Storing large amount of similar models

Hello everyone,

I’m reposting this issue as I’ve submitted it to the wrong forum previously.

While doing some research using PyTorch in the last couple of months I’ve been facing a conceptual problem related to storing variations of models to which I cannot find a satisfying answer (excuse me if I missed an obvious resource but my search has lead to nothing).

If I create a model and store it’s parameters I can recreate the model by loading the parameters in the same model. However, if I slightly vary the model to investigate new possibilities, this will change the source model for the previous network, meaning that I am now obliged to store the source code (99% equal) twice, one for each variation if I wanna test/compare the models later. When this is repeated for dozens or hundreds of variations, the code redundancy becomes problematic due to the sheer amount of versions for similar networks. Additionally if the weights of a network are serialized but the source for the model is not saved and then subsequently changed, the retrieval of the model will require some guessing of the original model.

If I understand correctly, the protocol buffers available in Tensorflow help in easing this problem, but no similar technique is available in PyTorch.

I would like to question if anyone uses a work around for this issue, or if I am missing something obvious and it’s not really an issue? Also, what would be a correct way to tackle it, in the case that no solution is widely used yet?

Thank you very much,

Is the code redundancy a large problem for you? I would (if you’re iterating over models) generate a source file for each model, run the model, and then save the model into a file that you can quickly (by name) associate with the source file. Having a good organization scheme (folders, filenaming) can help in working with the redundancy.

Having copies of each source file for each model means that loading can go off without a hitch and you can access the right parts of each particular model correctly.

I don’t know enough about how the protocol buffers in Tensorflow to understand how they alleviate this problem: does it store source code (or at least, a representation of what the serialized weights are?) along with the serialized model?

An alternative approach might be to write a model generator that generates a model based on a string description. The string description could be stored with the weights.

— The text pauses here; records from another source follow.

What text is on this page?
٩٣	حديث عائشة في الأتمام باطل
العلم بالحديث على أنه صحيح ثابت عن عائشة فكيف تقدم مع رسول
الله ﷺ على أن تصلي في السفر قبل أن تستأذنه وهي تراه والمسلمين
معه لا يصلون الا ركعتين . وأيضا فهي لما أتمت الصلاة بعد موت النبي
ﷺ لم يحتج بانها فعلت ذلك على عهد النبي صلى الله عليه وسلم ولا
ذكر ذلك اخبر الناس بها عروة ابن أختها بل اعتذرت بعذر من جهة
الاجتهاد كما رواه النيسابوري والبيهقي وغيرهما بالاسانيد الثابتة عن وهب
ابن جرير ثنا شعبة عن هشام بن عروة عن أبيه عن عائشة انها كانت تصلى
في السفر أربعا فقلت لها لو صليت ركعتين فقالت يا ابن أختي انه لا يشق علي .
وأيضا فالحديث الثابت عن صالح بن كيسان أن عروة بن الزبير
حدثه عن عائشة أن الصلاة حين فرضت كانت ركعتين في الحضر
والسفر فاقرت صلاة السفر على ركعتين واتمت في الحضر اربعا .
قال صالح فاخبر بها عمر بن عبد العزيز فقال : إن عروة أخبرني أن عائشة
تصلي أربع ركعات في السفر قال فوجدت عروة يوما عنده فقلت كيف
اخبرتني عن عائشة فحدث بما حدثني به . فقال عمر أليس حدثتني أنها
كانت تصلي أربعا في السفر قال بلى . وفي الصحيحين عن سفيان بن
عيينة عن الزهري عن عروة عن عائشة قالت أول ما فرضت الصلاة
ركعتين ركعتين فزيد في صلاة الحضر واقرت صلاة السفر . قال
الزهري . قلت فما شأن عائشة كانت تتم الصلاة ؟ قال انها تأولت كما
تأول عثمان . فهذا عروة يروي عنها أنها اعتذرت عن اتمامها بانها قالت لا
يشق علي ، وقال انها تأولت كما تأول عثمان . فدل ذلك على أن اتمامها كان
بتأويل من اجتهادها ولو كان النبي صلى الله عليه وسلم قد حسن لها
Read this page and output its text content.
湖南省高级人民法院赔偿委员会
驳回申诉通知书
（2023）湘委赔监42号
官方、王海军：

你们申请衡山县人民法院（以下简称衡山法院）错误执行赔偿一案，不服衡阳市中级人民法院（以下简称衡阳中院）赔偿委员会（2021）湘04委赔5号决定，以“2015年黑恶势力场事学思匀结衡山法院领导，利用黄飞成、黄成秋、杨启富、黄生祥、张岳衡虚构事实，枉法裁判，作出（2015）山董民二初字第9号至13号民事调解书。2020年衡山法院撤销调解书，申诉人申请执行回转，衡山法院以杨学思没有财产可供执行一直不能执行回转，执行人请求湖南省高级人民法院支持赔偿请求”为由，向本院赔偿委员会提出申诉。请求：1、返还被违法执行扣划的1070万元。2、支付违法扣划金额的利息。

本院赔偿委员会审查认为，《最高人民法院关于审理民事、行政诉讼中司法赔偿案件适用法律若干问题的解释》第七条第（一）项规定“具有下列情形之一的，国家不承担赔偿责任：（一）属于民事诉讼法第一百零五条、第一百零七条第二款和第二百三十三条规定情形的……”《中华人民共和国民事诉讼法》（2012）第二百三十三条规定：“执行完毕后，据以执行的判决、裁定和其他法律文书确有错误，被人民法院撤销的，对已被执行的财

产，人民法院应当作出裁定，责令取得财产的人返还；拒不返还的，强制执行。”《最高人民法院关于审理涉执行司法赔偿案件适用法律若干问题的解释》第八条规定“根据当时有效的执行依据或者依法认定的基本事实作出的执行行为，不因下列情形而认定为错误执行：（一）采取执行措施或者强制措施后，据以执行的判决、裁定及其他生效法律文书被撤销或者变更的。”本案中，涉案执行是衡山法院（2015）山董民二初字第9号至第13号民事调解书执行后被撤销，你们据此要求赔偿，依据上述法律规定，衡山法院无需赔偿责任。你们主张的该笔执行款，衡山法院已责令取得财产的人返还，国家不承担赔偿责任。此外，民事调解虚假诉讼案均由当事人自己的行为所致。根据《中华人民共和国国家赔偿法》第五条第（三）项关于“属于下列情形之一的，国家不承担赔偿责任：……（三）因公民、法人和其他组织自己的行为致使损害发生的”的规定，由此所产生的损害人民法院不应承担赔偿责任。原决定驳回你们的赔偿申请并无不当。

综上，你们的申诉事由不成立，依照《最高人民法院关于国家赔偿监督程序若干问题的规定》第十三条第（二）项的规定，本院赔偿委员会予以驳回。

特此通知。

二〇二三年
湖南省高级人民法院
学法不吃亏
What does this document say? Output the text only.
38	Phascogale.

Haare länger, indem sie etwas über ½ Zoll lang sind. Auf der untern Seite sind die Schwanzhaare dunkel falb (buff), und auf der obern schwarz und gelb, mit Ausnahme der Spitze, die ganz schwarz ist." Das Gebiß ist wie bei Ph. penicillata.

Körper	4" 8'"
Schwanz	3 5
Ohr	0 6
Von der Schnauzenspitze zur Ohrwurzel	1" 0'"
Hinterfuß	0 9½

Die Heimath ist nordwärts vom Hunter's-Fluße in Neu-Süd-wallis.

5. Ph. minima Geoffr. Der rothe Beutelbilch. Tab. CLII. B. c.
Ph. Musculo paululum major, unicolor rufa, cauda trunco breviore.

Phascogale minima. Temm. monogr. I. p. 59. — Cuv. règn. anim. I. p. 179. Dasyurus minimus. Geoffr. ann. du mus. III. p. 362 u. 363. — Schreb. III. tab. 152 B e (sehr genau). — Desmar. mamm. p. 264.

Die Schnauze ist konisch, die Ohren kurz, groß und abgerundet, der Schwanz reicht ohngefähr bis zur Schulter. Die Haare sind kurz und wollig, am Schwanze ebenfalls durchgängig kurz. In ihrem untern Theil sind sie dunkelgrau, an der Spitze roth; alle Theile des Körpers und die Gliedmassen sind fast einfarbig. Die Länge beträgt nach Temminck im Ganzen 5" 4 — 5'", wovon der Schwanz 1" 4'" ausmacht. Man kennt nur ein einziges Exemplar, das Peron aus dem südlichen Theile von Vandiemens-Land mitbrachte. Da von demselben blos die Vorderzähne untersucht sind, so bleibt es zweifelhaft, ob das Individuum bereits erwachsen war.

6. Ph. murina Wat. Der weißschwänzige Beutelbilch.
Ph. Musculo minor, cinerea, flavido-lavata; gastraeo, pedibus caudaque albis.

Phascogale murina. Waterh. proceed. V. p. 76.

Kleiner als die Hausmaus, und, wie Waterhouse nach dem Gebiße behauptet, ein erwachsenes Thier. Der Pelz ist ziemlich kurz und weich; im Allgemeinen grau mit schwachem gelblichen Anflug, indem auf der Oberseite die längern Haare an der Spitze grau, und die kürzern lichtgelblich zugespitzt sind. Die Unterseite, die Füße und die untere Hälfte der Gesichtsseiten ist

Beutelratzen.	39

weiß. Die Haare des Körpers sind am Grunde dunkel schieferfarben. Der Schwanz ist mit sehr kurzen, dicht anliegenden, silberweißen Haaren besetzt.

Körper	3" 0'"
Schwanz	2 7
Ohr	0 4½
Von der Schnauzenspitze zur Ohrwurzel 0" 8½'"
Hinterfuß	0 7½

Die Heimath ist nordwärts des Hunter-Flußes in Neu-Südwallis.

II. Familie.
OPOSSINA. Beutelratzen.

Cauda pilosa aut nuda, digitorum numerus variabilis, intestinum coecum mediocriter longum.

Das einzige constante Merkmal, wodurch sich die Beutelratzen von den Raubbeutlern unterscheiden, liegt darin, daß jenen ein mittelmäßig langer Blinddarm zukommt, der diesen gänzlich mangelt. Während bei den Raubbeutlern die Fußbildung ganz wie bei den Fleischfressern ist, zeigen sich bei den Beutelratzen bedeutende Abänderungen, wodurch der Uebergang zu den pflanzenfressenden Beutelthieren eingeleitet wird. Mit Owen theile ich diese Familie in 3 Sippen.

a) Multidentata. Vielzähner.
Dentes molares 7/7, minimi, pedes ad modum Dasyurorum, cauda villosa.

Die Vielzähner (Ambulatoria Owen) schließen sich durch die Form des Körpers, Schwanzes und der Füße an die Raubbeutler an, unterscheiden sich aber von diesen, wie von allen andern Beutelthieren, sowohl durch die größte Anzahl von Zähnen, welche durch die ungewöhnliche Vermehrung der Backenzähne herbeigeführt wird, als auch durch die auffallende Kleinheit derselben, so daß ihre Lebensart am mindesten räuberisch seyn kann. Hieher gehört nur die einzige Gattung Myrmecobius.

Thank you very much for both the replies;

The code redundancy is annoying due to how some properties of the model must be changed for all models and some are model-dependant. However, in the end I am iterating different models and only a select few require to be stored long-term, and as so both of your suggestions may solve my problem. I will try to resolve my problem by storing each serialized weight table alongside the corresponding source code, and adapt the evaluation script to automatically load the corresponding model in the same folder.

Generating a model from a string description was my first attempt but I’ve run into some problems in implementation flexibility for less standard models (for example if they weren’t linear), however I’m sure it is achievable with some dedication, but I wondered if no standard solutions were available, hence this post.

Again, thank you very much for the help,

Hey,

If anyone is facing the same problem I ended up using some spare time to develop a tool that I could use to solve this exact problem.

You can find it, modify it and use it at will here:

It is still at an early phase in development so all suggestions/bugs are appreciated. Please use cautiously for now at is is not thoroughly tested.